Les protestations des lycéennes de Bruxelles II contre cette décision arbitraire démontrent le potentiel de combativité et d'auto-organisation qui existe dans la jeunesse d'origine immigrée. Les jeunes issus de l'immigration ont surmonté les inhibitions de leurs aînés. La population d'origine immigrée constitue la fraction la plus exploitée et la plus opprimée de la classe des travailleurs. La lutte pour l'égalité des droits entre Belges et immigrés, liée à un programme anticapitaliste clair, est vitale pour unir la classe des travailleurs et élever son niveau de conscience. On ne peut donc que déplorer la passivité des syndicats enseignants dans cette affaire. La direction syndicale a-t-elle craint de prendre ses affiliés à rebrousse-poil ou approuvait-elle la décision des enseignants de Bruxelles II? Quoi qu'il en soit, le mutisme des syndicats a ouvert la voie au PCP. L'intervention du PCP a contribué à renforcer les idées réactionnaires au sein du mouvement des lycéennes musulmanes. En témoigne le calicot qu'elles ont déployé devant la porte de l'école: "Quelle démocratie! Les homosexuels peuvent se marier et le foulard est toujours interdit!". On peut dire que le PCP a soutenu leur mouvement comme la corde soutient le pendu. Sa manifestation dans le centre-ville, avec ses slogans religieux, confinait à la caricature. Elle a définitivement isolé le mouvement du reste de la population.
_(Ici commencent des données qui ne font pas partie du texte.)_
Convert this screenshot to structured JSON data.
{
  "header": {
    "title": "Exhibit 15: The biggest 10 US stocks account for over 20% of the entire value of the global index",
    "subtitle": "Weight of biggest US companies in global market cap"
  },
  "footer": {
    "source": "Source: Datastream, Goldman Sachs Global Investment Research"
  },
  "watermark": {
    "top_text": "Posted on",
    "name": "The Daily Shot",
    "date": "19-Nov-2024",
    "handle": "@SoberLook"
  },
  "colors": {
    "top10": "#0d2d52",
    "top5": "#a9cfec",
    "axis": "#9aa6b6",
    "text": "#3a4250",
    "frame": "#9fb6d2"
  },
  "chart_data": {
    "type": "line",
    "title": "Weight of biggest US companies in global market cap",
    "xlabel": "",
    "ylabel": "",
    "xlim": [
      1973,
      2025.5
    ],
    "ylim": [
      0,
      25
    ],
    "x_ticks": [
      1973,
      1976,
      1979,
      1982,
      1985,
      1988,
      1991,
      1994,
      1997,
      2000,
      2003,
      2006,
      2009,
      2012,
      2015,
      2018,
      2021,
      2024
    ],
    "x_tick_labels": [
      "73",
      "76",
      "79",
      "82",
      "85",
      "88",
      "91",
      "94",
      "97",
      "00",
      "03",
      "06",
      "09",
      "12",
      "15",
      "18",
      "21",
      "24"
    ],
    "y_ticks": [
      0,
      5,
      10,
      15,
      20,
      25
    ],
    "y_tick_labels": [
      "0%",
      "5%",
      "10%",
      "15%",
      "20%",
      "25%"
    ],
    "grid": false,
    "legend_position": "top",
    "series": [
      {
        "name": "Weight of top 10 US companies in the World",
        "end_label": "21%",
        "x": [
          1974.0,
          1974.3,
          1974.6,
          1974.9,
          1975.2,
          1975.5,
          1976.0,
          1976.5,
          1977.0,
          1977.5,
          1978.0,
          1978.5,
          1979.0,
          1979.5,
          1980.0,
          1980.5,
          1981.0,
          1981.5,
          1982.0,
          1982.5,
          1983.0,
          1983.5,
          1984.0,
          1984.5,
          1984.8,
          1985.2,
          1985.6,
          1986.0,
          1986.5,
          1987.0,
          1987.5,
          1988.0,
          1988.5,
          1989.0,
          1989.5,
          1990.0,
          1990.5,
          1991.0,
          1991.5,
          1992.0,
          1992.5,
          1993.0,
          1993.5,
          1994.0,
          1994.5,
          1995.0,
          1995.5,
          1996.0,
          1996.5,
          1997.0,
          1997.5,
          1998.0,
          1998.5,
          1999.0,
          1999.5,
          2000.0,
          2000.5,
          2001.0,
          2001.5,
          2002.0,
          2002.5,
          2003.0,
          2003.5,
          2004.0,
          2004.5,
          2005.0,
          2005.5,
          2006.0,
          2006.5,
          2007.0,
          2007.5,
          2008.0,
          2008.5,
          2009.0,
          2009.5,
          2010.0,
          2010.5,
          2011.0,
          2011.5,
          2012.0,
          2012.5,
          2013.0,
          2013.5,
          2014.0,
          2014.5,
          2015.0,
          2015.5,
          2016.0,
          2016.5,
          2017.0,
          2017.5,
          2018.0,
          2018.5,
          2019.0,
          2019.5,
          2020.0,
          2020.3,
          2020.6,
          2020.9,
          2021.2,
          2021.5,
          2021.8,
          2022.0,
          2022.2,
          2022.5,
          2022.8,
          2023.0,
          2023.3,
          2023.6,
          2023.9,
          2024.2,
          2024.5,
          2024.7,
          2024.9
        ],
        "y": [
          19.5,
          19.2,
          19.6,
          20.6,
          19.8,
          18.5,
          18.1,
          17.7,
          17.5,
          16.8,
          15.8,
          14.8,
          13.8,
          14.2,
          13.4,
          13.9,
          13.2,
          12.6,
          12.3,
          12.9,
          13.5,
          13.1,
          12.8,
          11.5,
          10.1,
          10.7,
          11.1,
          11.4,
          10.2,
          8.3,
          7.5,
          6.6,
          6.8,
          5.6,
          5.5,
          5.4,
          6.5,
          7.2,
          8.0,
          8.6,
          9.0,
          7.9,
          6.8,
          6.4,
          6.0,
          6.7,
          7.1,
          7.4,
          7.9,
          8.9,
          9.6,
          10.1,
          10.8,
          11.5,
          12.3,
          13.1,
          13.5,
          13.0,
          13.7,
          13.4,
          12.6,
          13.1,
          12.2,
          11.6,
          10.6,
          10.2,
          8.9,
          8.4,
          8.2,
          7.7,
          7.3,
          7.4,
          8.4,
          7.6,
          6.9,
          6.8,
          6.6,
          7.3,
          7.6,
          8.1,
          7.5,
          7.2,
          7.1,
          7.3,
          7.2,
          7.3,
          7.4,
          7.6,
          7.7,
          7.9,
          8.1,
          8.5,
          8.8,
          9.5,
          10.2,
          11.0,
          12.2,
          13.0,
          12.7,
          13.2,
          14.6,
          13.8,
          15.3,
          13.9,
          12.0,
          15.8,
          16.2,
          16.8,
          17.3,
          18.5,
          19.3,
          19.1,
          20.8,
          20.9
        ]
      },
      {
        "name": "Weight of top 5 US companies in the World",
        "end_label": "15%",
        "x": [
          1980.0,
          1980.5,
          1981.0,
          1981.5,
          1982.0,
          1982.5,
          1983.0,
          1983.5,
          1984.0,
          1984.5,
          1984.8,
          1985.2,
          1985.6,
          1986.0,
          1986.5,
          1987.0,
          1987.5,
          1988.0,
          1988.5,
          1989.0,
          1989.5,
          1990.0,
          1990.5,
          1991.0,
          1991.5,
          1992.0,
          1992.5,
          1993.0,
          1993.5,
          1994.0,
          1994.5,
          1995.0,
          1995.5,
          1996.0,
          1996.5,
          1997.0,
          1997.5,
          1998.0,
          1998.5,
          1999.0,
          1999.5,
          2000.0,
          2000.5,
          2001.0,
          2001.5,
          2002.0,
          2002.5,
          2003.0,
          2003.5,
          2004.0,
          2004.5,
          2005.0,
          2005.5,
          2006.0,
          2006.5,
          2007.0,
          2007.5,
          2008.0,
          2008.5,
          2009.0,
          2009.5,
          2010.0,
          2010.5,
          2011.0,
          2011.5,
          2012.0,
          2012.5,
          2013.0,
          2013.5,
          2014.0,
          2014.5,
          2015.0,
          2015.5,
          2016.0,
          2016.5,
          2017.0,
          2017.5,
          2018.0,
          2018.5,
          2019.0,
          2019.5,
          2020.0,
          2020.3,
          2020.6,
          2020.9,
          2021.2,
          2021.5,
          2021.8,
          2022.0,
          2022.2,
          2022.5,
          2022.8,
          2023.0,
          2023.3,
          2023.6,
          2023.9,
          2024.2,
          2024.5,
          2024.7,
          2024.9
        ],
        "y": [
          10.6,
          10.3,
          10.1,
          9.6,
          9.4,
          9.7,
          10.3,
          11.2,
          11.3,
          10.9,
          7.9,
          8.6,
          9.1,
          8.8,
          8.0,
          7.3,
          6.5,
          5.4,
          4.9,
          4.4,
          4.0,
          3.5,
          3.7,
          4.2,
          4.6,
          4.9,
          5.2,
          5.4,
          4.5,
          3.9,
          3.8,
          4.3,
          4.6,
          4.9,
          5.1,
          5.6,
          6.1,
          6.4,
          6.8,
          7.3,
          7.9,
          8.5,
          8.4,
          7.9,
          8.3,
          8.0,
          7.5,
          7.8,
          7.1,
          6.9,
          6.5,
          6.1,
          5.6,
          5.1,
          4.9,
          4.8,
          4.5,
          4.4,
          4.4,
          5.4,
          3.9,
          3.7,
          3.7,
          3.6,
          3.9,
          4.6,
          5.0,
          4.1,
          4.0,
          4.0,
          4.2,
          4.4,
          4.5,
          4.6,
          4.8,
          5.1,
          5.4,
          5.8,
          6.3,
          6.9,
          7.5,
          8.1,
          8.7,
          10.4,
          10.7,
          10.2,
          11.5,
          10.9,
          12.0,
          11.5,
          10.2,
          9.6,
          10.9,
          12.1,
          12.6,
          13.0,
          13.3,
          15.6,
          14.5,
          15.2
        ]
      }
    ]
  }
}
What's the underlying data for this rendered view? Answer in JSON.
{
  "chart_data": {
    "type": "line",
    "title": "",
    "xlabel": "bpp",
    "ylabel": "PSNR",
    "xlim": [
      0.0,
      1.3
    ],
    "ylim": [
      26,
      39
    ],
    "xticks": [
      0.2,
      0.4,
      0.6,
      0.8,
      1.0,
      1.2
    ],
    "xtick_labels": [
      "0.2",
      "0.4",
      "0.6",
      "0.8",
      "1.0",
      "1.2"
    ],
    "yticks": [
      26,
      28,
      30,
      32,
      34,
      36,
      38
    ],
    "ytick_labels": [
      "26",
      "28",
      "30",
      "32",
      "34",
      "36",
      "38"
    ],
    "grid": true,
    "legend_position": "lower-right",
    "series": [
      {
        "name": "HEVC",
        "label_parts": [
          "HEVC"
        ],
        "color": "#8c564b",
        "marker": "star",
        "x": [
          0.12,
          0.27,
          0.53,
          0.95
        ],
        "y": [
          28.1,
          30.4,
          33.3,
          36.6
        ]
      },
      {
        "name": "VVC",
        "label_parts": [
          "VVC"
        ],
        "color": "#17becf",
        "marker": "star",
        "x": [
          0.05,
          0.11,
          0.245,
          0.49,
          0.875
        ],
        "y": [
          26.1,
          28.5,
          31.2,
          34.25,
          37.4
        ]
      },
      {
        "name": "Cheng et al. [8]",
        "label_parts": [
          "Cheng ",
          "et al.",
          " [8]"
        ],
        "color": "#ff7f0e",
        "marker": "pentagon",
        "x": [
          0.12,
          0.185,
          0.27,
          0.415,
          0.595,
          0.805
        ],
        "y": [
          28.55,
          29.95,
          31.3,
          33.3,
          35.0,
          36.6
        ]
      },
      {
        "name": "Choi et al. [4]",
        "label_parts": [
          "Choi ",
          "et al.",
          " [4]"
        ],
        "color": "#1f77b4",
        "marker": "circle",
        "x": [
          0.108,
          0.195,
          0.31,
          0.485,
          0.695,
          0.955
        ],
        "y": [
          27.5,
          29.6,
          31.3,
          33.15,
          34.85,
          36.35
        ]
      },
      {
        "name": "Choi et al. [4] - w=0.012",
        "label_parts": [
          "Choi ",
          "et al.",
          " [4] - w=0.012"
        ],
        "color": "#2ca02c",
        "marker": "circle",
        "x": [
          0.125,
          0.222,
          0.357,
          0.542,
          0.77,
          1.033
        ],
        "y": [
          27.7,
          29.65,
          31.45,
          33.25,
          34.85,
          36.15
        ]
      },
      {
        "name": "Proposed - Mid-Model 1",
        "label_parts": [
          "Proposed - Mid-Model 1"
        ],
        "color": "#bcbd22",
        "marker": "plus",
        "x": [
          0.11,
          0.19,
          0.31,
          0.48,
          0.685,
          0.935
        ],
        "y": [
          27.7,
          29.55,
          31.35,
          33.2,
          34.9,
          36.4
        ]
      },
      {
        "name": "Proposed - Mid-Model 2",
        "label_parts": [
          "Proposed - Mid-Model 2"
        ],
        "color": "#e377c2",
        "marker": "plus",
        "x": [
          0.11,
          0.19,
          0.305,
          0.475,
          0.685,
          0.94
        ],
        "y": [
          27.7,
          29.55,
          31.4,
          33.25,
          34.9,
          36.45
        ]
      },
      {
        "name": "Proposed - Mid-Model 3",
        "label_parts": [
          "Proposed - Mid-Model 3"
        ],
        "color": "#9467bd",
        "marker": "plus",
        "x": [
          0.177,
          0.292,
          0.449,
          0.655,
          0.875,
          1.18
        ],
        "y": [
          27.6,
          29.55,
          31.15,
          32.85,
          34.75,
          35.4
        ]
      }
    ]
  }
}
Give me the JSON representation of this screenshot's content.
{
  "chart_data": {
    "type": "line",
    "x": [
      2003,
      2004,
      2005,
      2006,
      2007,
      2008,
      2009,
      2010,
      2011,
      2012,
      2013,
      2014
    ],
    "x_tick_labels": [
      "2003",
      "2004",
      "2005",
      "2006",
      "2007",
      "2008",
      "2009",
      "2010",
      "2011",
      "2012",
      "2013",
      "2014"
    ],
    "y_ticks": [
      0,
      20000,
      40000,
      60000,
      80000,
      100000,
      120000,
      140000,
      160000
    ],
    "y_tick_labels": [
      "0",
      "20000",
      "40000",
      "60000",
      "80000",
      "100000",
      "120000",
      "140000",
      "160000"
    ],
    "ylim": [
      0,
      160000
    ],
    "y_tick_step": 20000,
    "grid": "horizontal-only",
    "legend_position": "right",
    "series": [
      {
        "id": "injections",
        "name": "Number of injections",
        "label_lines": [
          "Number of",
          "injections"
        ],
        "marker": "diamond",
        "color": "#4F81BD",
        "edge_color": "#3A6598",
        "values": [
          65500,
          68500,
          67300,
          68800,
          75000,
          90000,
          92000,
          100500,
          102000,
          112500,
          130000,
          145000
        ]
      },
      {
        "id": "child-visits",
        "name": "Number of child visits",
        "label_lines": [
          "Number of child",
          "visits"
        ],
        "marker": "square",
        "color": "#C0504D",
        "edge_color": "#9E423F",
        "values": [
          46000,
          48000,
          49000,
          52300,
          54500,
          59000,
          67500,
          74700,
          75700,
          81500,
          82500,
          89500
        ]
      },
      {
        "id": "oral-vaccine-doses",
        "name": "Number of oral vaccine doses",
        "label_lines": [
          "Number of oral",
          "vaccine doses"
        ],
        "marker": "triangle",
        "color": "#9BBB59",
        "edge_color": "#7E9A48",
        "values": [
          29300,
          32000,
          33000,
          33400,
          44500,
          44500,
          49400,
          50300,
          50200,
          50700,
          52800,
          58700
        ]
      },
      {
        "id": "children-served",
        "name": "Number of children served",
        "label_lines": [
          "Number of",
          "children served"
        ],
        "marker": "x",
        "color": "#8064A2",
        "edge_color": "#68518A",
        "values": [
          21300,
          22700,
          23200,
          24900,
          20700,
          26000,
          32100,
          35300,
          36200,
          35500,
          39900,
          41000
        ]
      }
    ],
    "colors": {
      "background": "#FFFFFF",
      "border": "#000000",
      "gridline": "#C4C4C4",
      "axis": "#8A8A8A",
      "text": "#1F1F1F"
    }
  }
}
Défendre un point de vue de classe

Lorsqu'on interroge ces filles sur les raisons pour lesquelles elles portent le voile, elles évoquent pêle-mêle une obligation de pudeur, le refus des stéréotypes de beauté, l'avilissement de la femme dans la publicité. Le voile symbolise donc pour nombre d'entre elles la séparation entre un monde extérieur supposé menaçant et le havre de paix que serait la famille. Si nous soutenons le droit des élèves musulmanes de porter le foulard à l'école, nous voulons en même temps engager la discussion avec elles pour clarifier les idées. Une fille voilée sera sans doute moins facilement draguée dans la rue, ce qui peut donner une impression de protection. Mais toutes les enquêtes sur les agressions sexuelles contre les femmes démontrent que la grande majorité de ces agressions sont commises au sein de la famille. Les stéréotypes de beauté et les lois rétrogrades en vigueur dans nombre de pays musulmans ne sont que les deux faces opposées de la même idéologie sexiste qui opprime les femmes et les homosexuels ici comme là-bas. Celle-ci trouve son fondement dans l'exploitation capitaliste qui fait endosser par les familles des travailleurs - et donc en dernière instance par les femmes - les tâches qui devraient être remplies par la société telles que l'éducation des enfants, la santé, la préparation des repas, etc.

La neutralité de l'école n'est qu'un leurre dans une société divisée en classes sociales aux intérêts antagonistes. Dans la société capitaliste, l'école est le vecteur des idées de la classe dominante - la bourgeoisie. Interdire la libre expression des idées à l'école revient donc à laisser les enfants des travailleurs désarmés face aux idées de la bourgeoisie; cela ne prémunira pas non plus l'école contre l'apparition de comportements rétrogrades - comme le refus de suivre certains cours - car elle ne vit pas en vase clos.

Nous sommes donc contre l'interdiction du foulard à l'école. Cela ne fait que radicaliser les positions en présence et empêche de clarifier les idées qui sont derrière le voile. Seule une société socialiste, où la division en classes n'existera plus et où les femmes seront libérées des tâches ménagères, permettra d'assurer à la fois une réelle neutralité de l'école et l'égalité des sexes.